The point remains clear – if you are within Christ, you are no longer slaves to your sin. No. Longer. Slaves. To. Sin. Do I need to call out what Paul’s language was inferring for those not in Christ? Freedom REQUIRES removal of the shackles of sin. They cannot exist together. Freedom also REQUIRES acceptance of Christ.  They cannot exist apart.  Where once there was a need for our old selves to be bound, freedom is the shedding of that need!

You don’t need to go back! In fact… for you to be free, you CANNOT GO BACK!

The forgiveness and eternal reality Christ offers is so revolutionary, so counter-cultural, so counter-intuitive, and such a massive shock to our ways of living, that even simply accepting it as true can seem like scaling a mountain. We just don’t believe it. So in response, we mentally give acknowledgement to it, but refuse to take steps in actually walking it out… because along with the simplicity of the gift comes a host of uncomfortable and heart-wrenching propositions to those who still live in shackles. Things like submission, service, forgiveness of ourselves and others, and selfless love.

So the second we experience a bit of freedom… we try to go back…

Could it be that Christ offers freedom in the midst of circumstances?
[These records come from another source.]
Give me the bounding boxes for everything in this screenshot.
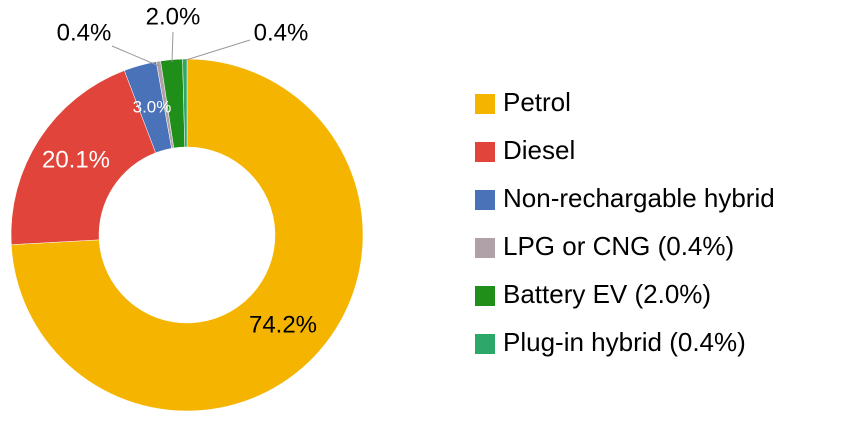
legend-label: LPG or CNG (0.4%) xyxy=(503,231,734,261)
legend-label: Battery EV (2.0%) xyxy=(503,279,711,309)
donut-slice xyxy=(11,58,364,412)
donut-slice xyxy=(10,70,156,245)
data-label: 0.4% xyxy=(254,19,309,46)
legend-swatch xyxy=(475,190,495,210)
legend-label: Plug-in hybrid (0.4%) xyxy=(503,327,746,357)
legend-swatch xyxy=(475,238,495,258)
donut-slice xyxy=(182,58,188,148)
data-label: 2.0% xyxy=(146,3,201,30)
data-label: 74.2% xyxy=(249,311,317,338)
legend-label: Diesel xyxy=(503,135,575,165)
data-label: 20.1% xyxy=(42,146,110,173)
data-label: 3.0% xyxy=(133,97,172,116)
legend-swatch xyxy=(475,142,495,162)
legend-label: Petrol xyxy=(503,87,571,117)
legend-swatch xyxy=(475,286,495,306)
legend-swatch xyxy=(475,334,495,354)
leader-line xyxy=(111,45,160,67)
leader-line xyxy=(171,31,174,63)
legend-label: Non-rechargable hybrid xyxy=(503,183,775,213)
data-label: 0.4% xyxy=(57,19,112,46)
leader-line xyxy=(185,39,251,61)
legend-swatch xyxy=(475,94,495,114)
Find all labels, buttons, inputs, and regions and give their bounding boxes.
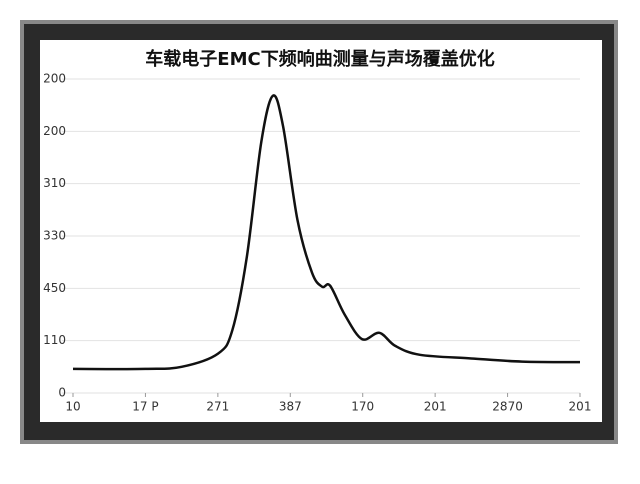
y-tick-label: 200 xyxy=(43,72,66,86)
y-tick-label: 450 xyxy=(43,281,66,295)
y-tick-label: 200 xyxy=(43,124,66,138)
y-tick-label: 0 xyxy=(58,386,66,400)
x-tick-label: 2870 xyxy=(492,400,523,414)
chart-title: 车载电子EMC下频响曲测量与声场覆盖优化 xyxy=(145,48,494,70)
x-tick-label: 271 xyxy=(206,400,229,414)
y-tick-label: 330 xyxy=(43,229,66,243)
y-tick-label: 310 xyxy=(43,176,66,190)
x-tick-label: 387 xyxy=(279,400,302,414)
x-tick-label: 10 xyxy=(65,400,80,414)
x-tick-label: 17 P xyxy=(132,400,158,414)
x-tick-label: 170 xyxy=(351,400,374,414)
x-tick-label: 201 xyxy=(424,400,447,414)
x-tick-label: 201 xyxy=(569,400,592,414)
y-tick-label: 110 xyxy=(43,333,66,347)
line xyxy=(72,94,581,371)
plot-background xyxy=(40,40,602,422)
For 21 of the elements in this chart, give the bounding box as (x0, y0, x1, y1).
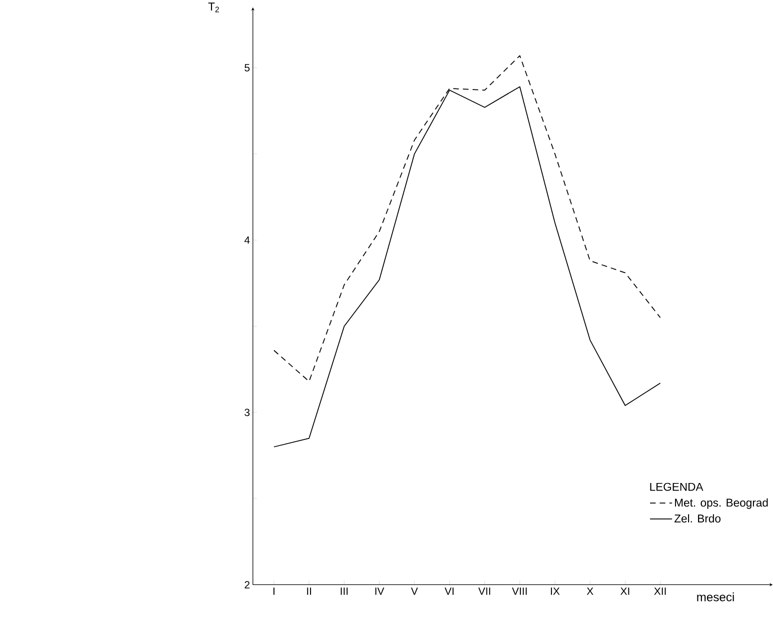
legend-title: LEGENDA (650, 482, 704, 491)
x-tick-label: VI (444, 588, 454, 595)
legend-label: Met. ops. Beograd (675, 498, 768, 509)
x-tick-label: VIII (512, 588, 527, 595)
y-tick-label: 5 (244, 64, 250, 72)
y-tick-label: 3 (244, 408, 250, 416)
x-tick-label: IX (550, 588, 560, 595)
legend-label: Zel. Brdo (674, 514, 721, 522)
x-axis-title: meseci (697, 592, 734, 602)
y-axis-title: T$_{2}$ (208, 2, 219, 12)
y-tick-label: 2 (244, 581, 250, 588)
x-tick-label: IV (375, 588, 384, 595)
x-tick-label: III (340, 588, 348, 595)
x-tick-label: XII (654, 588, 666, 595)
x-tick-label: I (273, 588, 274, 595)
x-tick-label: V (410, 588, 418, 595)
y-tick-label: 4 (244, 236, 250, 244)
x-tick-label: II (307, 588, 312, 595)
x-tick-label: VII (478, 588, 490, 595)
x-tick-label: XI (620, 588, 630, 595)
x-tick-label: X (586, 588, 594, 595)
Meaning that we are so enthralled with the eternal impacts of Christianity… we can freely walk out of our spiritual bondage; bondage that we had so convincingly believed was circumstantial or conditional to our lives/environment! And in so doing, we will be able to see the fickle nature of circumstances. They may very well be solidly in tact; however, their grip on our lives vanishes. Once a new way of living is established outside of this grip, there is no stopping the emphatic proclamation and profound joy of where a life in Christ takes us.

How could a Christian NOT share with non-Christians about a God who empathizes in our sorrows, yet bore the consequences, so we can stand before Him in righteousness as justified and redeemed?!

So… are you free? Truly… are you living a life entrenched in the promises of God?

If you aren’t, I would love to tell you how Christ has called me into His freedom. And I would love to share how He offers the same to you.